Solo quedábamos siete personas, ni familiares ni amigos, sino gente anónima que había oído tocar a Henni y la admiraban. Una mujer se dirigió a mí.

—¿Conocía usted a la pianista?

—Yo era su criada —confesé de inmediato.

—Era maravillosa —dijo la mujer—. Yo asistía a todos sus conciertos. Era una gran pianista. Es una pena que se agotara viajando: una artista debe actuar en su ciudad y no andar de acá para allá. En las provincias no saben apreciar la música, ¿no cree?

—La muerte no es el final —dije yo, por alguna razón.

—Para mi padre o mi madre todo era más fácil. Eran judíos creyentes y se resignaban a su destino, pero nosotros… cómo decir… somos distintos.

—¿Usted no cree en Dios?

—A veces creo con todo mi corazón, pero no es una fe constante, sino como destellos. No sé cómo explicarlo. Habla usted un yiddish muy correcto, ¿cómo lo aprendió?

—He pasado gran parte de mi vida con judíos.

—Un pueblo raro, los judíos, ¿no cree?

El día se iba poniendo oscuro, y nada se movía. Por un instante, pareció como si todo fuera a quedarse así para siempre. Nosotros allí fuera, los empleados sentados en su oficina. De vez en cuando, alguien se acercaría a la puerta y preguntaría algo. El empleado contestaría o dejaría de contestar, y las manecillas del reloj no avanzarían.

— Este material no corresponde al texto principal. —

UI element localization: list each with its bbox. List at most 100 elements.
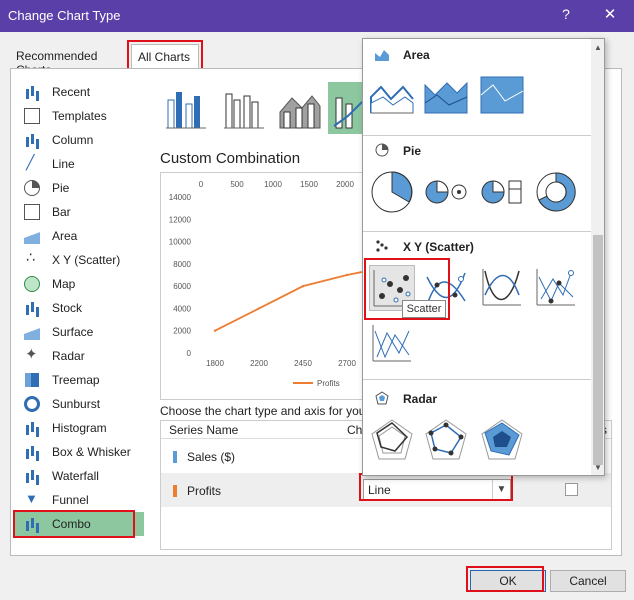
y-tick-label: 8000 [173,260,191,269]
scatter-straight-markers-thumb[interactable] [533,265,579,311]
popup-scrollbar[interactable]: ▲ ▼ [591,39,604,475]
ok-button[interactable]: OK [470,570,546,592]
bar-of-pie-thumb[interactable] [479,169,525,215]
sidebar-item-surface[interactable]: Surface [14,320,144,344]
x-tick-label: 2200 [250,359,268,368]
sidebar-item-funnel[interactable]: Funnel [14,488,144,512]
map-chart-icon [24,276,40,292]
sidebar-item-templates[interactable]: Templates [14,104,144,128]
doughnut-thumb[interactable] [533,169,579,215]
combo-clustered-line-secondary-thumb[interactable] [220,82,268,134]
sidebar-item-label: Area [52,229,78,243]
sidebar-item-label: Sunburst [52,397,101,411]
waterfall-chart-icon [24,468,40,484]
scatter-chart-icon [24,249,40,268]
stacked-area-thumb[interactable] [423,73,469,119]
secondary-axis-checkbox[interactable] [565,483,578,496]
series-row-profits: Profits Line ▼ [161,473,611,507]
radar-thumb[interactable] [369,417,415,463]
section-divider [363,379,591,380]
scatter-section-icon [376,240,388,252]
y-tick-label: 12000 [169,215,192,224]
sidebar-item-recent[interactable]: Recent [14,80,144,104]
pie-of-pie-thumb[interactable] [423,169,469,215]
pie-thumb[interactable] [369,169,415,215]
section-divider [363,231,591,232]
sidebar-item-label: Column [52,133,94,147]
sidebar-item-label: Line [52,157,75,171]
combo-clustered-line-thumb[interactable] [162,82,210,134]
folder-icon [24,108,40,124]
combo-stacked-area-thumb[interactable] [276,82,324,134]
series-swatch [173,485,177,497]
sidebar-item-stock[interactable]: Stock [14,296,144,320]
profits-chart-type-dropdown[interactable]: Line ▼ [363,479,511,500]
tab-all-charts[interactable]: All Charts [131,44,199,68]
sidebar-item-pie[interactable]: Pie [14,176,144,200]
sidebar-item-treemap[interactable]: Treemap [14,368,144,392]
chart-type-dropdown-popup: Area Pie X Y (Scatter) Radar ▲ ▼ [362,38,605,476]
x-tick-label: 1800 [206,359,224,368]
x-tick-label: 2450 [294,359,312,368]
y-tick-label: 14000 [169,193,192,202]
choose-instructions: Choose the chart type and axis for your [160,404,364,418]
sidebar-item-label: Bar [52,205,71,219]
chevron-down-icon[interactable]: ▼ [492,480,510,499]
series-point [301,284,305,288]
sidebar-item-label: Surface [52,325,94,339]
section-label: Area [403,48,430,62]
funnel-chart-icon [24,491,40,508]
section-area: Area [363,43,591,67]
combo-chart-svg: 0 2000 4000 6000 8000 10000 12000 14000 0 500 1000… [169,180,369,388]
sidebar-item-sunburst[interactable]: Sunburst [14,392,144,416]
chevron-down-icon[interactable]: ▼ [591,461,604,475]
area-chart-icon [24,228,40,244]
x-tick-label: 2700 [338,359,356,368]
sidebar-item-label: Funnel [52,493,89,507]
top-axis-tick-label: 2000 [336,180,354,189]
sidebar-item-label: Templates [52,109,107,123]
sidebar-item-line[interactable]: Line [14,152,144,176]
sidebar-item-radar[interactable]: Radar [14,344,144,368]
section-pie: Pie [363,139,591,163]
chart-preview: 0 2000 4000 6000 8000 10000 12000 14000 0 500 1000… [160,172,370,400]
cancel-button[interactable]: Cancel [550,570,626,592]
y-tick-label: 10000 [169,238,192,247]
top-axis-tick-label: 1500 [300,180,318,189]
pie-section-icon [375,143,389,157]
column-chart-icon [24,132,40,148]
custom-combination-heading: Custom Combination [160,150,301,167]
series-point [213,329,217,332]
sidebar-item-waterfall[interactable]: Waterfall [14,464,144,488]
sidebar-item-label: Combo [52,517,91,531]
sidebar-item-column[interactable]: Column [14,128,144,152]
sidebar-item-bar[interactable]: Bar [14,200,144,224]
box-whisker-chart-icon [24,444,40,460]
sidebar-item-combo[interactable]: Combo [14,512,144,536]
sidebar-item-scatter[interactable]: X Y (Scatter) [14,248,144,272]
y-tick-label: 2000 [173,327,191,336]
help-icon[interactable]: ? [556,6,576,26]
100-stacked-area-thumb[interactable] [479,73,525,119]
y-tick-label: 4000 [173,304,191,313]
close-icon[interactable]: ✕ [600,5,620,25]
tab-recommended-charts[interactable]: Recommended Charts [10,44,128,77]
scatter-straight-lines-thumb[interactable] [369,321,415,367]
sidebar-item-area[interactable]: Area [14,224,144,248]
sidebar-item-map[interactable]: Map [14,272,144,296]
section-label: X Y (Scatter) [403,240,474,254]
bar-chart-icon [24,204,40,220]
series-name: Sales ($) [187,450,236,464]
scatter-smooth-lines-thumb[interactable] [479,265,525,311]
chevron-up-icon[interactable]: ▲ [591,41,604,55]
radar-markers-thumb[interactable] [423,417,469,463]
area-thumb[interactable] [369,73,415,119]
sidebar-item-box-whisker[interactable]: Box & Whisker [14,440,144,464]
sidebar-item-histogram[interactable]: Histogram [14,416,144,440]
radar-section-icon [375,391,389,405]
filled-radar-thumb[interactable] [479,417,525,463]
y-tick-label: 0 [187,349,192,358]
sidebar-item-label: Recent [52,85,91,99]
scatter-tooltip: Scatter [402,300,446,318]
scrollbar-thumb[interactable] [593,235,603,465]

Seguíamos todos allí, cansados y enmudecidos, cuando el gerente de la funeraria salió de su despacho y anunció: «El funeral de Henni Trauer comenzará de inmediato. Aquí somos gente sencilla; no hemos estudiado en instituciones de renombre, pero no somos desalmados y no dejaremos un cuerpo insepulto».

Mientras decía las últimas palabras, salieron dos sepultureros con el ataúd a cuestas. Nadie preguntó qué había pasado, por qué en ese momento sí y antes no. El puñado de gente que esperaba junto a la puerta se apresuró a seguir a los sepultureros.

Se dijeron unas plegarias a toda velocidad, comiéndose la mitad de las palabras, y todos vimos con claridad que los sepultureros estaban haciendo su trabajo sin más. He visto muchos funerales en el curso de mi vida, pero ninguno tan apresurado como este.

Tras el funeral, unos cuantos mendigos salieron de los agujeros donde se escondían, gritando: «La caridad os salvará de la muerte». Nadie les dio ni un céntimo. Todo el mundo se fue corriendo como si huyeran de un incendio.

Los asistentes al funeral se dispersaron, y yo me quedé en una calle llena de gente. Me pesaba todo el cuerpo, y me resultaba difícil seguir adelante. Aquella noche me refugié en una taberna judía. Unos cuantos campesinos borrachines estaban inmersos en una animada charla y nadie me molestó. Me senté allí, bebiendo un trago tras otro y llorando.

El dueño se acercó a mí:

—¿Qué le sucede?

—Estoy muy cansada y no tengo dónde dormir.

—No pasa nada —dijo el hombre—. Puede usted dormir aquí. Ahora mismo le doy una colchoneta.